I know this topic is very old, but it was still relevant for me, and maybe others will look at this in the future as well.
I implemented IPC between Excel (VBA) and another process on the same machine, both via a TCP connection as well as via Named Pipes.
In a quick performance test, I submitted a message than consisted of 26 bytes from client (Excel) to server (not Excel), and waited for the reply message from the other process (which consisted of 12 bytes in the example).
I executed this a ton of times in a loop and measured the average execution time.
With TCP on localhost (Windows 7, no fastpath), one "conversation" (request+reply) took around 300-350 microseconds. Especially sending data was quite slow (sending the 26 bytes took around 200microseconds via TCP).
With Named Pipes, one conversation took around 60 microseconds on average - so a LOT faster.
I'm not entirely sure why the difference was so large. The corporate environment I tested this in has a strict firewall, package inspections and what not, so I THINK this may have been caused as even the localhost-based TCP connection went through security measures significantly slowing it down, while named pipe ones likely did not.
TL:DR: In my case, Named Pipes were around 5-6 times faster than TCP for small packages (have not tested with bigger ones yet)
http://msdn.microsoft.com/en-us/library/aa178138(v=sql.80).aspx
Let me sum it up for you. If you are worried about performance then use TCP/IP. But if you have a really fast network and your not worried about performance then Named Pipes would be "neat" in that it might save you some code.

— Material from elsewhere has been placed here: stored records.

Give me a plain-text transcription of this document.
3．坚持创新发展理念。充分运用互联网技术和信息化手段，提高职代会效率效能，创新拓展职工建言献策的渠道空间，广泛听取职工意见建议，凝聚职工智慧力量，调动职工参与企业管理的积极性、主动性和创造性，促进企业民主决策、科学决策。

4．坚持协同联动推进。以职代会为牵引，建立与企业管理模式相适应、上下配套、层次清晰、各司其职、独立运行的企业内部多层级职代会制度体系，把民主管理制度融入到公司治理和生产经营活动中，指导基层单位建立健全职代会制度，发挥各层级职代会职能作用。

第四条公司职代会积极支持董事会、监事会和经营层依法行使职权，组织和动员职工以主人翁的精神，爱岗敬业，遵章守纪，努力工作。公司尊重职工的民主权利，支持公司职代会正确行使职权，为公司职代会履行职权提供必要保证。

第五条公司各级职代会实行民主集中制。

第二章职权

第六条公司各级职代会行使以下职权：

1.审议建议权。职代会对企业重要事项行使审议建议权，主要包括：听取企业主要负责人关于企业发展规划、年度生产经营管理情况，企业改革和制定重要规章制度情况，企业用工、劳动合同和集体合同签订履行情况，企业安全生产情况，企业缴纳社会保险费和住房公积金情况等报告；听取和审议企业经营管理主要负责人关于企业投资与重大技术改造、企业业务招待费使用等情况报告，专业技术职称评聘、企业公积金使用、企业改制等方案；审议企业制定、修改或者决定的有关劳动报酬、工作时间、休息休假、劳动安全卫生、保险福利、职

Not to mention, if you stick to TCP then you will have something that can be scaled, and even load balanced when the time comes.
Cheers,
In the scenario you describe, the local TCP connections are very unlikely to be a bottleneck. It will introduce some overhead, of course, but this should be negligible unless your CPU is already running hot.
At a guess, if your server's CPU usage is normally below 50% or so (with the proxy in place) it isn't worth worrying about minimizing the overhead associated with the local TCP connections.

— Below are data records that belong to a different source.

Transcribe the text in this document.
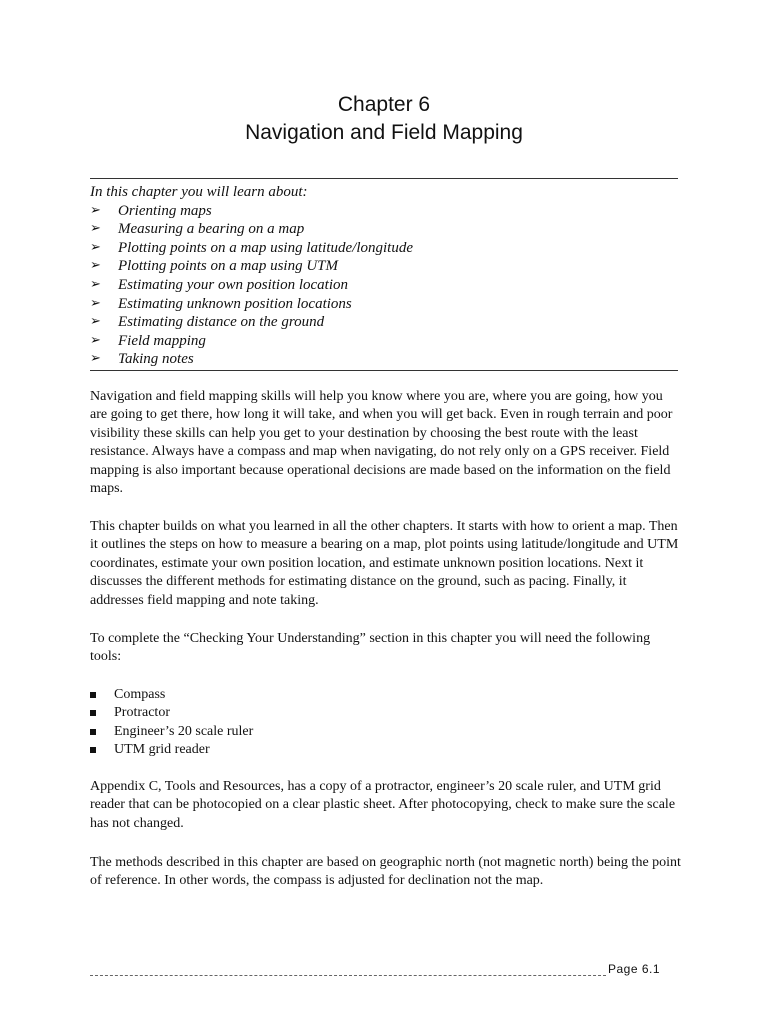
Chapter 6
Navigation and Field Mapping
In this chapter you will learn about:
➢ Orienting maps
➢ Measuring a bearing on a map
➢ Plotting points on a map using latitude/longitude
➢ Plotting points on a map using UTM
➢ Estimating your own position location
➢ Estimating unknown position locations
➢ Estimating distance on the ground
➢ Field mapping
➢ Taking notes

Navigation and field mapping skills will help you know where you are, where you are going, how you are going to get there, how long it will take, and when you will get back. Even in rough terrain and poor visibility these skills can help you get to your destination by choosing the best route with the least resistance. Always have a compass and map when navigating, do not rely only on a GPS receiver. Field mapping is also important because operational decisions are made based on the information on the field maps.

This chapter builds on what you learned in all the other chapters. It starts with how to orient a map. Then it outlines the steps on how to measure a bearing on a map, plot points using latitude/longitude and UTM coordinates, estimate your own position location, and estimate unknown position locations. Next it discusses the different methods for estimating distance on the ground, such as pacing. Finally, it addresses field mapping and note taking.

To complete the “Checking Your Understanding” section in this chapter you will need the following tools:

Compass
Protractor
Engineer’s 20 scale ruler
UTM grid reader

Appendix C, Tools and Resources, has a copy of a protractor, engineer’s 20 scale ruler, and UTM grid reader that can be photocopied on a clear plastic sheet. After photocopying, check to make sure the scale has not changed.

The methods described in this chapter are based on geographic north (not magnetic north) being the point of reference. In other words, the compass is adjusted for declination not the map.

Page 6.1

If CPU usage is regularly above 80% you should probably be doing some profiling. I'd start by comparing the CPU load (or, better still, the performance, if you can measure it meaningfully) when the proxy is in place to when it isn't. Unless the proxy is doing some complicated processing, the overhead associated with the extra TCP connections is probably a significant fraction of the total overhead introduced by the proxy, so that should give you at least an order-of-magnitude estimate of how much you'd gain by using a more efficient form of IPC.
What is the reason to have a proxy on the SAME machine, just curious?
Anyway:
There are several methods for IPC, TCP/IP, named Pipes are comparable in speed and complexity. If you really want something that scales well and has almost no overhead: use shared memory. Best used in combination with a lock free algorithm for advancing the pointers (or use one buffer for each reader (the proxy/the service) and writer(the service/the proxy)).